At a time when climate change caused by environmental disasters has reached worrying levels, China first and foremost, and many countries afterwards, are forced to freeze; the economy collapses, but pollution drops considerably. The air improves; you use the mask, but you breathe...
In a historical moment in which certain discriminatory ideologies and policies, with strong references to a miserable past, are being reactivated all over the world, a virus arrives that makes us experience that, in an instant, we can become the discriminated, the segregated, those stuck at the frontier, those who carry diseases. Even if we are not to blame. Even if we are white, Westerners and traveling in business class.
In a society based on productivity and consumption, in which we all run 14 hours a day behind the unknown, without Saturdays or Sundays, with no more reds on the calendar, from one moment to the next, comes the stop.

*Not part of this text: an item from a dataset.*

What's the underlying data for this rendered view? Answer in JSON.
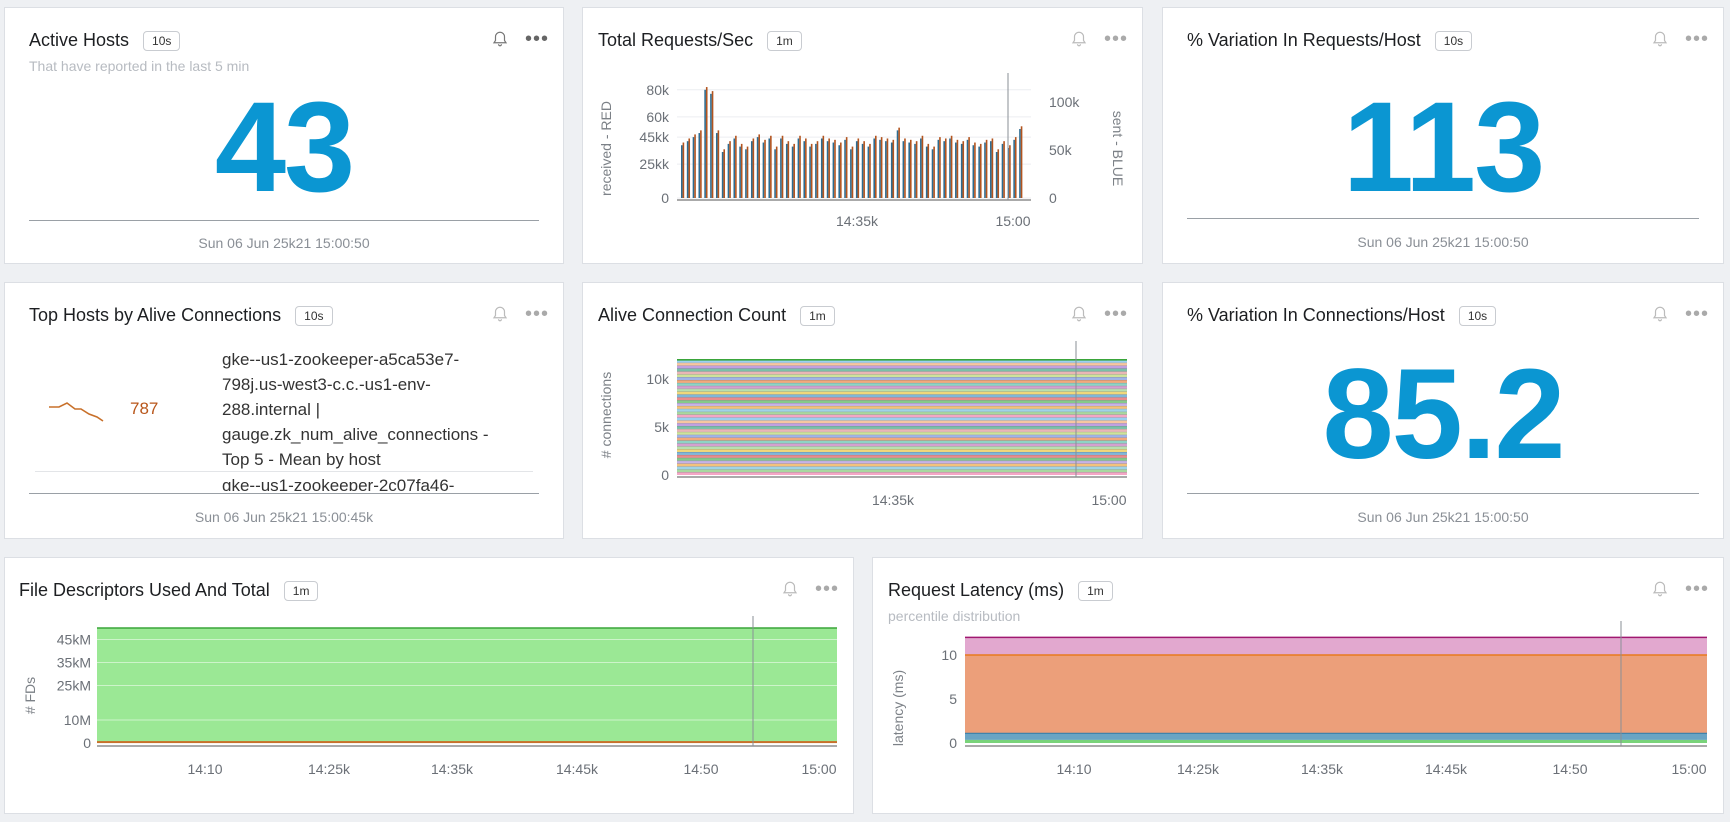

Stop, at home, days and days. To reckon with a time whose value we have lost, if it is not measurable in compensation, in money. Do we still know what to do with it?
In a phase in which the growth of one's children is, by necessity, often delegated to other figures and institutions, the virus closes schools and forces them to find alternative solutions, to put mothers and fathers back together with their children. It forces us to start a new family.
In a dimension where relationships, communication, sociality are played mainly in the "non-space" of the virtual, social network, giving us the illusion of closeness, the virus takes away the real closeness: no touching, no kissing, no hugging, at a distance, in the cold of non-contact. How much have we taken these gestures and their meaning for granted?
In a social phase in which thinking about one's own garden has become the rule, the virus sends us a clear message: the only way out of it is reciprocity, a sense of belonging, community, the feeling of being part of something bigger to take care of and that can take care of us. The shared responsibility, the feeling that the fate not only of you but of everyone around you depends on your actions. And that you depend on them.
So, if we stop doing witch hunts, wondering whose fault it is or why all this happened, but wondering what we can learn from this, I think we all have a lot to think about and commit ourselves to.
Because with the cosmos and its laws, obviously, we owe a debt of gratitude.
The virus is explaining it to us, at great cost."